It’s been a while since I’ve posted about S.O.A.R.–Save Our American Raptors. This is a fantastic, and very tiny, organization that cares for about a dozen or so unreleaseable birds of prey, making a life-long commitment to care for birds that may outlive the current organizers.
These birds stay fit and happy by participating in educational programs that help spread awareness of the importance of predators to our ecosystem and provide an up-close, one-of-a-kind experience for the human participants.
Unfortunately, not all of the birds can fly. Some have eye injuries and wing injuries that make flight impossible for them. The ones that can fly usually are human-imprints that cannot or will not return to the wild because they perceive humans as their parents. Cayce, the black vulture, as a case-in-point, has been released to the wild three times only to return to her human parents.

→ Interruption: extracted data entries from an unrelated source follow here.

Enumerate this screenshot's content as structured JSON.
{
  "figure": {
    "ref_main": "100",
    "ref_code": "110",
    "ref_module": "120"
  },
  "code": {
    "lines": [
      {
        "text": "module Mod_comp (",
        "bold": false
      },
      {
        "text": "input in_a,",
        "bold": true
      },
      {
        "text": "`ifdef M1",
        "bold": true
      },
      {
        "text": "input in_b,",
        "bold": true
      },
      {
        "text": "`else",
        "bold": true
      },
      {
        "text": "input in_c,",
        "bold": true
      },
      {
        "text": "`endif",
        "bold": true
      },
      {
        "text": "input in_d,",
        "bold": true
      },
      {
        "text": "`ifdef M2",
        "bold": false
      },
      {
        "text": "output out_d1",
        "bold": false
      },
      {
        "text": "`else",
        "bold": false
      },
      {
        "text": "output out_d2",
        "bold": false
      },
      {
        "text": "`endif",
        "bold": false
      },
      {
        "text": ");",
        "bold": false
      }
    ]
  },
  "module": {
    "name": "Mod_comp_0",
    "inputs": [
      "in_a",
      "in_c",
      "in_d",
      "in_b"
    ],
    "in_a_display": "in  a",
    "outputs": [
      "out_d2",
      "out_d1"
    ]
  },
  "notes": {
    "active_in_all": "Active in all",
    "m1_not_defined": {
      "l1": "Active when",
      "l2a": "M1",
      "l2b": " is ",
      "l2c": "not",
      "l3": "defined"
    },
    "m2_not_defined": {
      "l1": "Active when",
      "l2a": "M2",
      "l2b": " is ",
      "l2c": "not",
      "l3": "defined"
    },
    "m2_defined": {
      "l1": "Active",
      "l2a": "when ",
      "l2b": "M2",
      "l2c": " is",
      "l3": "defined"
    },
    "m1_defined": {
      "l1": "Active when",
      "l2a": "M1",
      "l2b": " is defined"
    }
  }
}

S.O.A.R. offers an opportunity to have an intimate experience with their birds called “The Raptor Experience.” This is actually how I first met Dale and John, the birds caretakers and directors in the organization. About a year ago, I saw their poster at the Lookout Mountain Flight Park when we were taking hang gliding lessons. Pat and I called and scheduled our experience and were amazed by the whole thing.
Since that time, I’ve been volunteering for S.O.A.R. whenever and however they need me. When Dale called me over the holidays and asked if I could assist her with a Raptor Experience, I was thrilled to have the opportunity.
Two couples and a friend arrived at the S.O.A.R. location in a van driven by Dale. Because the road back to S.O.A.R. is a bit tough on the suspension, Dale or John meets attendees at a nice, smooth parking lot a couple miles away and then shuttles them to the site. Sometimes the ride up can be a bit of a thrill–slick mud made for some tricky maneuvering on this particular day, but Dale’s experience negotiating the road makes it a very safe ride.
I helped get birds out, put them on gloves, and talked about them in a sort-of tag-team with Dale. I realized that while I think I know a lot about the birds, I have much to learn.
The owls are always a favorite for visitors–perhaps because they’re the only raptors in the program who enjoy being petted. If you scratch the back of Artie’s neck just right, he rolls his head back, his eyelids close and you could almost swear you hear him moan.
Like Jerry and Buddy, the Eastern Screech Owls, Artie, a Barred Owl, was hit by a car. All 3 owls are unable to fly as a result of their injuries. Most people are surprised when they hear the owls were hit by cars, but statistically, this is the most common way that owls are injured.
Maybe we should put up owl crossing signs?